Bulan-bulan tersebut memiliki nama serapan dari bahasa Arab yang disesuaikan dengan lidah Jawa; Sura, Sapar, Mulud, Bakdamulud, Jumadilawal, Jumadilakhir, Rejeb, Ruwah, Pasa, Sawal, Dulkangidah, dan Besar. Umur tiap bulan berselang-seling antara 30 dan 29 hari.
Di Desa Adipuro, tempat saya tinggal, di bulan Sapar biasanya diadakan perayaang Saparan. Tradisi budaya yang dilakukan masyarakat untuk memperingati bulan Safar dalam kalender Hijriah. Tradisi ini masih kental di daerah Magelang dan Yogyakarta.
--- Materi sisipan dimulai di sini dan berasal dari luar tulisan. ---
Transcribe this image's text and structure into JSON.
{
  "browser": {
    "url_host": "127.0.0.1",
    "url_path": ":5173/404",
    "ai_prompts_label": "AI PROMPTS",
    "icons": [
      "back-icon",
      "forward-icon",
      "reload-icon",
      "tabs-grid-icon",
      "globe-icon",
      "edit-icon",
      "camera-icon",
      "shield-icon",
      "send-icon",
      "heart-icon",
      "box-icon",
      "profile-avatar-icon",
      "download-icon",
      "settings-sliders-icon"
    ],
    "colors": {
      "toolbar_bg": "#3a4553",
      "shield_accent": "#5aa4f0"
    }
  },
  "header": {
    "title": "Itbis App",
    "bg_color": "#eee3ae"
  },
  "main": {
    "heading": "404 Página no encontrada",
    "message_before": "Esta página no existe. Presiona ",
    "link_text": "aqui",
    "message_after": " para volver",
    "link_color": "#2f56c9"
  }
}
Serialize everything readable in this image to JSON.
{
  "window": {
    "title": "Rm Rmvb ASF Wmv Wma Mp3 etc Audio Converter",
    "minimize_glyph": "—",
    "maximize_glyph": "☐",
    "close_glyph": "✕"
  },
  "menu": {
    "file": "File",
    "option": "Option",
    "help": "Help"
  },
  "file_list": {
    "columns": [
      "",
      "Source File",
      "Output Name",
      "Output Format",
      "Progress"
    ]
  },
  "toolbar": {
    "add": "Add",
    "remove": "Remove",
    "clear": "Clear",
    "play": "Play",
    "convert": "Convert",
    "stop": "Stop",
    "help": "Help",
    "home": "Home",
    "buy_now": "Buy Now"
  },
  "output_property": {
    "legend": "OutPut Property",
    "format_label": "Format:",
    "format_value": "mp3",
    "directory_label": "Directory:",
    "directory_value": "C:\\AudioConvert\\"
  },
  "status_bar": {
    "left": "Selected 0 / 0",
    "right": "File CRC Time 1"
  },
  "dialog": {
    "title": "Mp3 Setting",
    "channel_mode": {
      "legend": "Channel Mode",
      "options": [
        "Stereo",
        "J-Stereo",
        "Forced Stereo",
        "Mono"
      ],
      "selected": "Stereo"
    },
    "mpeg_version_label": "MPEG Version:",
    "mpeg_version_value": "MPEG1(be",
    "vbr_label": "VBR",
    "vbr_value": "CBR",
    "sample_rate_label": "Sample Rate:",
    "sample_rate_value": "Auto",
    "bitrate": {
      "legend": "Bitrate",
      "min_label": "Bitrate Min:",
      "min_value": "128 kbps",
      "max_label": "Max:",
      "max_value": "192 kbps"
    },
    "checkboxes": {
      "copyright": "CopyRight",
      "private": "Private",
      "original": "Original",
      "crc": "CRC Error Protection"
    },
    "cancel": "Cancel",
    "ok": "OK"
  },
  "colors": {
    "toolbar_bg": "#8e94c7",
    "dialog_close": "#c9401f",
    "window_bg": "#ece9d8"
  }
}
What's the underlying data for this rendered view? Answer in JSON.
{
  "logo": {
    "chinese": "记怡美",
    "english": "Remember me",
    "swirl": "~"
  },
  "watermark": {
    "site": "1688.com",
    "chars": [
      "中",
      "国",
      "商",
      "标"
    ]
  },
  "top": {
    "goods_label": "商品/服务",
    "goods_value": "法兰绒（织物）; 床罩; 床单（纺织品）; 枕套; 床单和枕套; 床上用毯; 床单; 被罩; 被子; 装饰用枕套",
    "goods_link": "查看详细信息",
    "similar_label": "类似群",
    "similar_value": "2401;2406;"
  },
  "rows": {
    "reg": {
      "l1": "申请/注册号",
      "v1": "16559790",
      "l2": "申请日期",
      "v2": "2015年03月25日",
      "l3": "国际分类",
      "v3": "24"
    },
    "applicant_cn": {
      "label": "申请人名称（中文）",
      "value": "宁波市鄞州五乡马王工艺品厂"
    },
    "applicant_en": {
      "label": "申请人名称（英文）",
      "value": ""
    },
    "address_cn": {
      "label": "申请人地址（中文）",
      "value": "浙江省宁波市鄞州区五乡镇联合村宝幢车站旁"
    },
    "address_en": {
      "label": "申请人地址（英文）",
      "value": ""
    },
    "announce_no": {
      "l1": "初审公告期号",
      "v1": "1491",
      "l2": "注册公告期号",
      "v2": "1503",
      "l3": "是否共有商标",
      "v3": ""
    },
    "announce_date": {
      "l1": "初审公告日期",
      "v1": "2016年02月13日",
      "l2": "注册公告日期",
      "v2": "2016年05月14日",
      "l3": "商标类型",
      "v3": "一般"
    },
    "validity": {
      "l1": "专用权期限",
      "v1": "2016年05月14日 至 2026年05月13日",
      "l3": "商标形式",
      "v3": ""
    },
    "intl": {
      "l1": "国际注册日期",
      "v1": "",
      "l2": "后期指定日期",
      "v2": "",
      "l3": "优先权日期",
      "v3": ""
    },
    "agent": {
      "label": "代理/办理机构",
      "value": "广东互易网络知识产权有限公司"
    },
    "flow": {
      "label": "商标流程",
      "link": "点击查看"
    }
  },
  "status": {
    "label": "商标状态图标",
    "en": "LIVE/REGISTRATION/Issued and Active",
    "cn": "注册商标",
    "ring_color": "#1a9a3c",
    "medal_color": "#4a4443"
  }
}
Tradisi ini memiliki manfaat antara lain memperereat hubungan silaturahim antar masyarakat. Biasanya warga dari desa-desa di luar Adipuro berdatangan ke desa ketika kami Saparan, saling berkunjung, seperti laiknya saat lebaran.
Orang yang mungkin ketika lebaran tidak bisa bersilaturahmi karena menjaga rumah atau menerima tamu, biasanya memanfaatkan waktu saparan sebagai pengganti silaturahmi lebaran.
Referensi:
Kanjeng Raden Tumenggung (KRT) Rintaiswara. 2015. Tahun Jawa Islam Sultan Agungan. Yogyakarta: KHP Widyabudaya Karaton Ngayogyakarta Hadiningrat.
Lombard, Denys. 2008. Nusa Jawa: Silang Budaya, Bagian II: Jaringan Asia. Jakarta: Gramedia Pustaka Utama. ( Baca di Archive)
M.C. Ricklefs, Menemukan Kembali Islam Dalam Sejarah Jawa, Langgar.co, https://langgar.co/menemukan-kembali-islam-dalam-sejarah-jawa-m-c-riklefs/, diakses 16 November 2024.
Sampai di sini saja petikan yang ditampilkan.